Antitrust, Non-Competition, and No-Poach Agreements in Digital Industries
19 Pages Posted: 19 Nov 2020
Date Written: November 11, 2020
The use of NCAs is currently regulated under state law. These laws embody diverse approaches to the regulation of NCAs which generally limit enforcement of NCAs to those with reasonable and narrowly tailored terms. State law also incorporates various approaches to mitigating the negative effects NCAs might have on workers, including requiring adequate disclosure, consideration, and banning their use in certain employment contracts. These diverse approaches can leave regulatory gaps in certain states and can result in overregulation in others. But this can also be a feature—diverse approaches to legal regulation of NCAs at the state level takes advantage of the laboratory of the states to generate information that will allow economic research to better evaluate the effects of these diverse legal approaches without exposing the entire nation to potential mistakes.

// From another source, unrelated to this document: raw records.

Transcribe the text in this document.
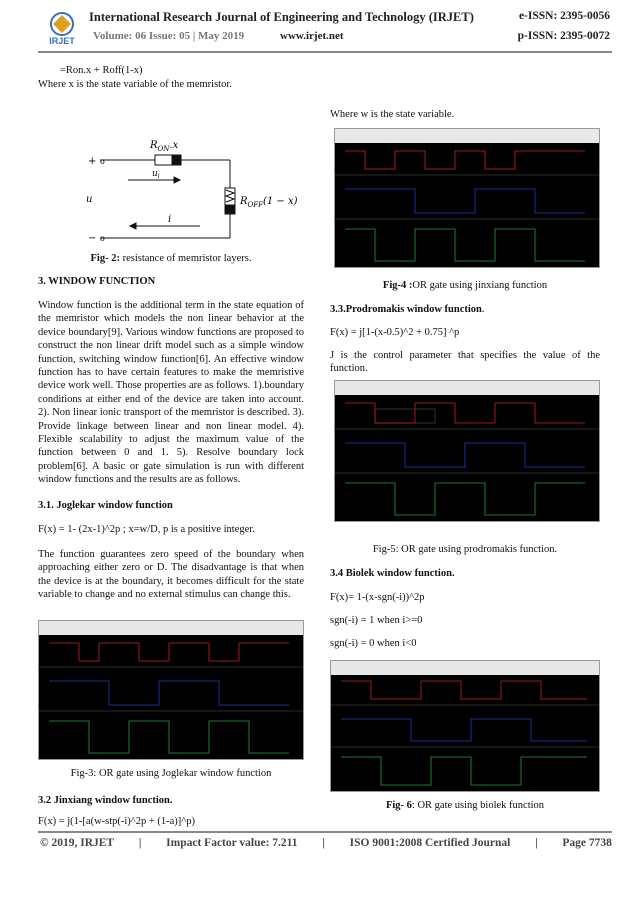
IRJET
International Research Journal of Engineering and Technology (IRJET)	e-ISSN: 2395-0056
Volume: 06 Issue: 05 | May 2019	www.irjet.net	p-ISSN: 2395-0072

=Ron.x + Roff(1-x)

Where x is the state variable of the memristor.

+ o
− o
u
$R_{ON}.x$
$u_i$
$R_{OFF}(1 - x)$
i

Fig- 2: resistance of memristor layers.

3. WINDOW FUNCTION

Window function is the additional term in the state equation of the memristor which models the non linear behavior at the device boundary[9]. Various window functions are proposed to construct the non linear drift model such as a simple window function, switching window function[6]. An effective window function has to have certain features to make the memristive device work well. Those properties are as follows. 1).boundary conditions at either end of the device are taken into account. 2). Non linear ionic transport of the memristor is described. 3). Provide linkage between linear and non linear model. 4). Flexible scalability to adjust the maximum value of the function between 0 and 1. 5). Resolve boundary lock problem[6]. A basic or gate simulation is run with different window functions and the results are as follows.

3.1. Joglekar window function

F(x) = 1- (2x-1)^2p ; x=w/D, p is a positive integer.

The function guarantees zero speed of the boundary when approaching either zero or D. The disadvantage is that when the device is at the boundary, it becomes difficult for the state variable to change and no external stimulus can change this.

Fig-3: OR gate using Joglekar window function

3.2 Jinxiang window function.

F(x) = j(1-[a(w-stp(-i)^2p + (1-a)]^p)

Where w is the state variable.

Fig-4 :OR gate using jinxiang function

3.3.Prodromakis window function.

F(x) = j[1-(x-0.5)^2 + 0.75] ^p

J is the control parameter that specifies the value of the function.

Fig-5: OR gate using prodromakis function.

3.4 Biolek window function.

F(x)= 1-(x-sgn(-i))^2p

sgn(-i) = 1 when i>=0

sgn(-i) = 0 when i<0

Fig- 6: OR gate using biolek function

© 2019, IRJET | Impact Factor value: 7.211 | ISO 9001:2008 Certified Journal | Page 7738
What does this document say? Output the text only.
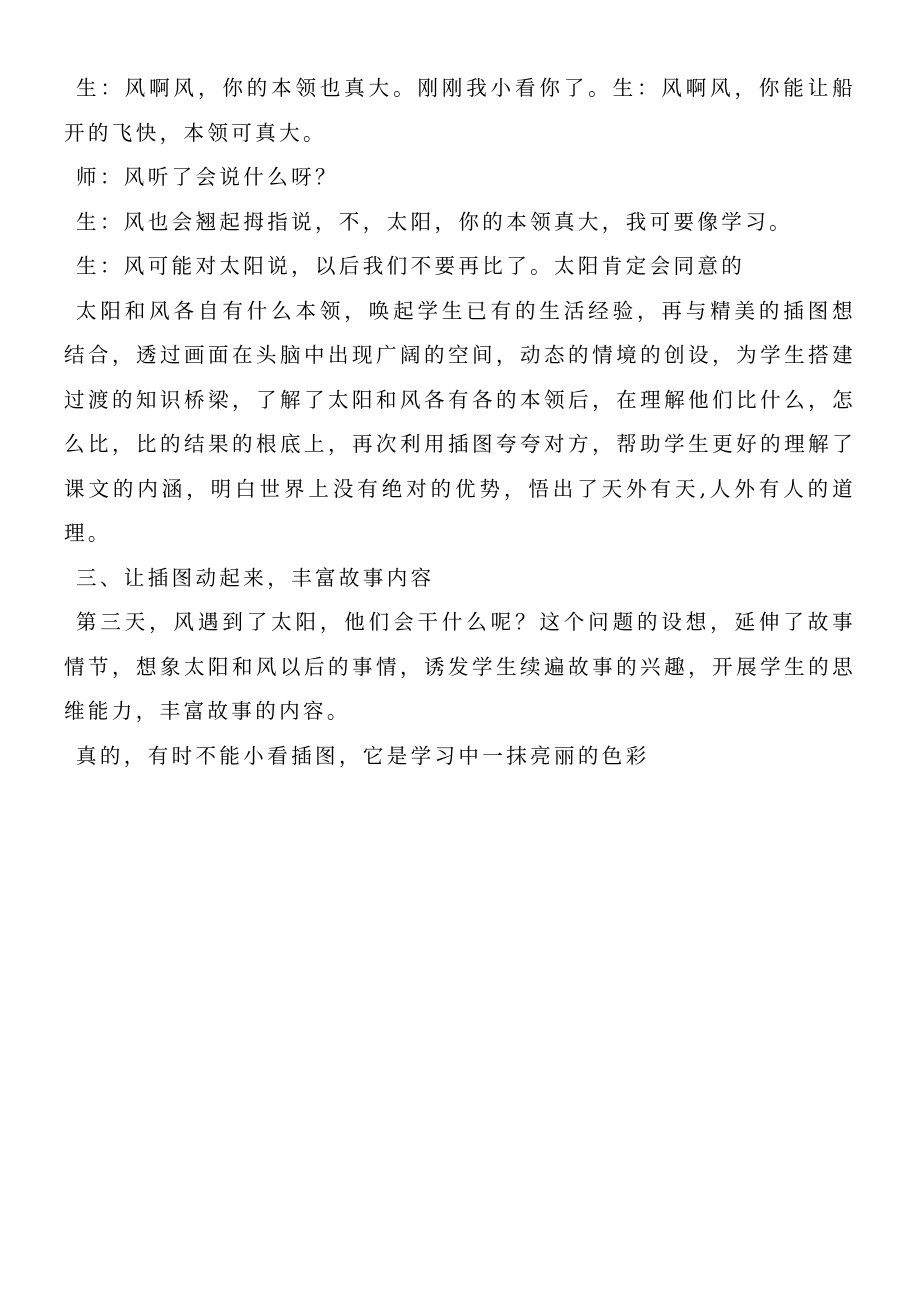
生：风啊风，你的本领也真大。刚刚我小看你了。生：风啊风，你能让船开的飞快，本领可真大。

师：风听了会说什么呀？

生：风也会翘起拇指说，不，太阳，你的本领真大，我可要像学习。

生：风可能对太阳说，以后我们不要再比了。太阳肯定会同意的

太阳和风各自有什么本领，唤起学生已有的生活经验，再与精美的插图想结合，透过画面在头脑中出现广阔的空间，动态的情境的创设，为学生搭建过渡的知识桥梁，了解了太阳和风各有各的本领后，在理解他们比什么，怎么比，比的结果的根底上，再次利用插图夸夸对方，帮助学生更好的理解了课文的内涵，明白世界上没有绝对的优势，悟出了天外有天,人外有人的道理。

三、让插图动起来，丰富故事内容

第三天，风遇到了太阳，他们会干什么呢？这个问题的设想，延伸了故事情节，想象太阳和风以后的事情，诱发学生续遍故事的兴趣，开展学生的思维能力，丰富故事的内容。

真的，有时不能小看插图，它是学习中一抹亮丽的色彩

There has also been a growing and robust literature that has examined state variation in the regulation of NCAs and the effect of these laws on worker welfare. However, current evidence does not yet suggest a reliable and predictable link between the use of NCAs and the effect on employee welfare. Moreover, changes in employee welfare can be negatively correlated to changes in consumer welfare. Any antitrust rule that broadly prohibits the use and enforcement of NCAs would be based on incomplete evidence, would interfere with the current operation of the balanced and nuanced state by state approach to regulating NCAs, and would potentially be at odds with the antitrust laws’ focus on consumer welfare.